Pulos de Guiomar
Eu já estava na segunda metade do primeiro ano
primário - e ainda não sabia ler ou escrever. Tinha
começado pelo b-a-bá da Cartilha da Infância (aquele
penico da cagância, dizíamos sem que a mestra
ouvisse!) e não ia além do vovô viu a uva .
Ao mudar-me de minha freguesia para uma cidade com ruas
calçadas e foros de Comarca de Terceira Entrância, fui
matriculado num grupo escolar onde se já ensinava pelo
tal método universal: boa parte da meninada já sabia
ler, as meninas, principal e estridentemente.

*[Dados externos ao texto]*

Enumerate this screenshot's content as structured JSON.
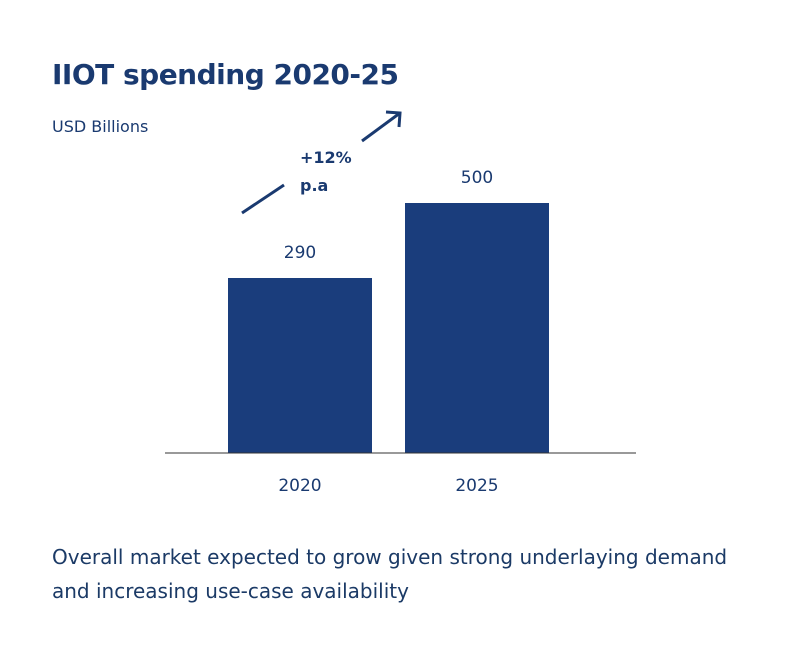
{
  "chart_data": {
    "type": "bar",
    "title": "IIOT spending 2020-25",
    "subtitle": "USD Billions",
    "categories": [
      "2020",
      "2025"
    ],
    "values": [
      290,
      500
    ],
    "data_labels": [
      "290",
      "500"
    ],
    "bar_color": "#1a3d7c",
    "grid": false,
    "annotation": {
      "line1": "+12%",
      "line2": "p.a",
      "icon": "trend-arrow-up-right-icon"
    }
  },
  "footnote": "Overall market expected to grow given strong underlaying demand and increasing use-case availability"
}
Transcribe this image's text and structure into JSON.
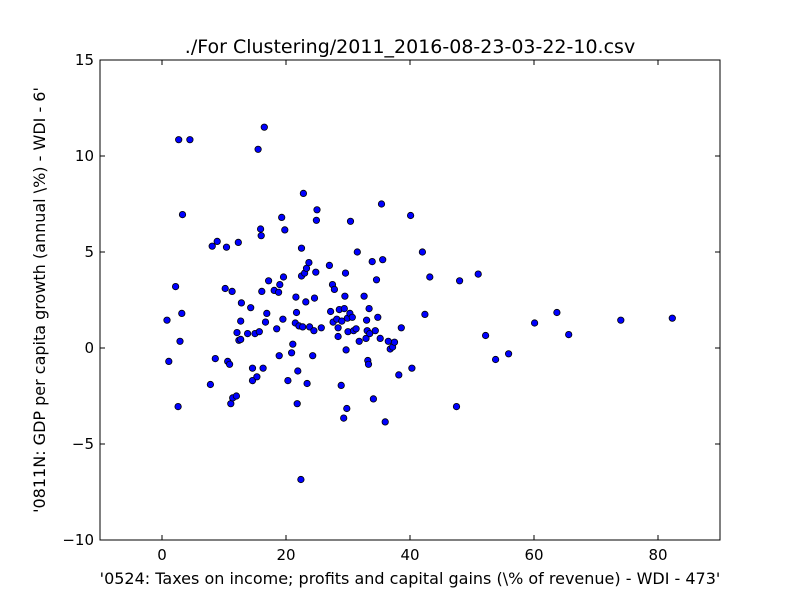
{
  "chart_data": {
    "type": "scatter",
    "title": "./For Clustering/2011_2016-08-23-03-22-10.csv",
    "xlabel": "'0524: Taxes on income; profits and capital gains  (\\% of revenue) - WDI - 473'",
    "ylabel": "'0811N: GDP per capita growth  (annual \\%) - WDI - 6'",
    "xlim": [
      -10,
      90
    ],
    "ylim": [
      -10,
      15
    ],
    "xticks": [
      0,
      20,
      40,
      60,
      80
    ],
    "yticks": [
      -10,
      -5,
      0,
      5,
      10,
      15
    ],
    "xtick_labels": [
      "0",
      "20",
      "40",
      "60",
      "80"
    ],
    "ytick_labels": [
      "−10",
      "−5",
      "0",
      "5",
      "10",
      "15"
    ],
    "grid": false,
    "marker_color": "#0000ff",
    "points": [
      [
        0.8,
        1.45
      ],
      [
        1.1,
        -0.7
      ],
      [
        2.2,
        3.2
      ],
      [
        2.6,
        -3.05
      ],
      [
        2.7,
        10.85
      ],
      [
        2.9,
        0.35
      ],
      [
        3.2,
        1.8
      ],
      [
        3.3,
        6.95
      ],
      [
        4.5,
        10.85
      ],
      [
        7.8,
        -1.9
      ],
      [
        8.1,
        5.3
      ],
      [
        8.6,
        -0.55
      ],
      [
        8.9,
        5.55
      ],
      [
        10.2,
        3.1
      ],
      [
        10.4,
        5.25
      ],
      [
        10.6,
        -0.7
      ],
      [
        10.9,
        -0.85
      ],
      [
        11.1,
        -2.9
      ],
      [
        11.3,
        2.95
      ],
      [
        11.4,
        -2.6
      ],
      [
        12.0,
        -2.5
      ],
      [
        12.1,
        0.8
      ],
      [
        12.3,
        5.5
      ],
      [
        12.4,
        0.4
      ],
      [
        12.7,
        0.45
      ],
      [
        12.7,
        1.4
      ],
      [
        12.8,
        2.35
      ],
      [
        13.8,
        0.75
      ],
      [
        14.3,
        2.1
      ],
      [
        14.6,
        -1.7
      ],
      [
        14.6,
        -1.05
      ],
      [
        15.0,
        0.75
      ],
      [
        15.3,
        -1.5
      ],
      [
        15.5,
        10.35
      ],
      [
        15.7,
        0.85
      ],
      [
        15.9,
        6.2
      ],
      [
        16.0,
        5.85
      ],
      [
        16.1,
        2.95
      ],
      [
        16.3,
        -1.05
      ],
      [
        16.5,
        11.5
      ],
      [
        16.7,
        1.35
      ],
      [
        16.9,
        1.8
      ],
      [
        17.2,
        3.5
      ],
      [
        18.1,
        3.0
      ],
      [
        18.5,
        1.0
      ],
      [
        18.8,
        2.9
      ],
      [
        18.9,
        -0.4
      ],
      [
        19.0,
        3.3
      ],
      [
        19.3,
        6.8
      ],
      [
        19.5,
        1.5
      ],
      [
        19.6,
        3.7
      ],
      [
        19.8,
        6.15
      ],
      [
        20.3,
        -1.7
      ],
      [
        20.9,
        -0.25
      ],
      [
        21.1,
        0.2
      ],
      [
        21.5,
        1.3
      ],
      [
        21.6,
        2.65
      ],
      [
        21.7,
        1.85
      ],
      [
        21.8,
        -2.9
      ],
      [
        21.9,
        -1.2
      ],
      [
        22.1,
        1.15
      ],
      [
        22.4,
        -6.85
      ],
      [
        22.5,
        5.2
      ],
      [
        22.5,
        3.75
      ],
      [
        22.7,
        1.1
      ],
      [
        22.8,
        8.05
      ],
      [
        23.0,
        3.9
      ],
      [
        23.2,
        2.4
      ],
      [
        23.3,
        4.15
      ],
      [
        23.4,
        -1.85
      ],
      [
        23.7,
        4.45
      ],
      [
        23.8,
        1.1
      ],
      [
        24.3,
        -0.4
      ],
      [
        24.5,
        0.9
      ],
      [
        24.6,
        2.6
      ],
      [
        24.8,
        3.95
      ],
      [
        24.9,
        6.65
      ],
      [
        25.0,
        7.2
      ],
      [
        25.7,
        1.05
      ],
      [
        27.0,
        4.3
      ],
      [
        27.2,
        1.9
      ],
      [
        27.5,
        3.3
      ],
      [
        27.6,
        1.35
      ],
      [
        27.8,
        3.05
      ],
      [
        28.2,
        1.5
      ],
      [
        28.4,
        0.6
      ],
      [
        28.4,
        1.05
      ],
      [
        28.6,
        2.0
      ],
      [
        28.9,
        -1.95
      ],
      [
        29.0,
        1.4
      ],
      [
        29.3,
        -3.65
      ],
      [
        29.4,
        2.05
      ],
      [
        29.5,
        2.7
      ],
      [
        29.6,
        3.9
      ],
      [
        29.7,
        -0.1
      ],
      [
        29.8,
        -3.15
      ],
      [
        29.9,
        1.55
      ],
      [
        30.0,
        0.85
      ],
      [
        30.3,
        1.8
      ],
      [
        30.4,
        6.6
      ],
      [
        30.7,
        1.6
      ],
      [
        30.9,
        0.9
      ],
      [
        31.3,
        1.0
      ],
      [
        31.5,
        5.0
      ],
      [
        31.8,
        0.35
      ],
      [
        32.6,
        2.7
      ],
      [
        32.9,
        0.5
      ],
      [
        33.0,
        1.45
      ],
      [
        33.1,
        0.9
      ],
      [
        33.2,
        -0.65
      ],
      [
        33.3,
        -0.85
      ],
      [
        33.4,
        2.05
      ],
      [
        33.5,
        0.75
      ],
      [
        33.9,
        4.5
      ],
      [
        34.1,
        -2.65
      ],
      [
        34.4,
        0.9
      ],
      [
        34.6,
        3.55
      ],
      [
        34.8,
        1.6
      ],
      [
        35.2,
        0.5
      ],
      [
        35.4,
        7.5
      ],
      [
        35.6,
        4.6
      ],
      [
        36.0,
        -3.85
      ],
      [
        36.5,
        0.35
      ],
      [
        36.8,
        -0.05
      ],
      [
        37.2,
        0.05
      ],
      [
        37.5,
        0.3
      ],
      [
        38.2,
        -1.4
      ],
      [
        38.6,
        1.05
      ],
      [
        40.1,
        6.9
      ],
      [
        40.3,
        -1.05
      ],
      [
        42.0,
        5.0
      ],
      [
        42.4,
        1.75
      ],
      [
        43.2,
        3.7
      ],
      [
        47.5,
        -3.05
      ],
      [
        48.0,
        3.5
      ],
      [
        51.0,
        3.85
      ],
      [
        52.2,
        0.65
      ],
      [
        53.8,
        -0.6
      ],
      [
        55.9,
        -0.3
      ],
      [
        60.1,
        1.3
      ],
      [
        63.7,
        1.85
      ],
      [
        65.6,
        0.7
      ],
      [
        74.0,
        1.45
      ],
      [
        82.3,
        1.55
      ]
    ]
  }
}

Os meninos, ao que me consta - e me constrange - de
lembranças daquela fase, iam pouco além do clássico
monossílabo que, alegremente, grafavam com giz, carvão
ou caco de telha, em muros e janelas desassistidos - e
com acento agudo: cú.
Mas um dia cheguei em casa todo refesteloso e
jactante: Havia aprendido a escrever Guiomar pula vela
sem queimar!
Minha irmã mais velha, já aluna do Curso de Admissão,
e sempre boa aluna, além de ter letra bonita não
resistiu à minha clesice e me desafiou a mostrar minha
recém adquirida, e tão súbita sapiência.
Abri o caderno e lasquei aquela linha encaracolada de
ls minúsculos sucessivos, interligados e à medida
que ia correndo o lápis, em ascensão, para formar o
topo do l soltava os pulmões: puuuuuuuuula
veeeeeeeeeeeeela, e baixando: seeeeem
queiiiiiiiiiimar.
Mas não fui eu que inventei essa escrita, e nisso
forneci os créditos devidos: era uma Dona Mariana,
professora substituta, que nos ensinara a substituir
aquele montão de letras por movimentos mais
harmoniosos. Já da Guiomar, ainda hei de falar -
no dia em que ela com sua vela, irá se queimar.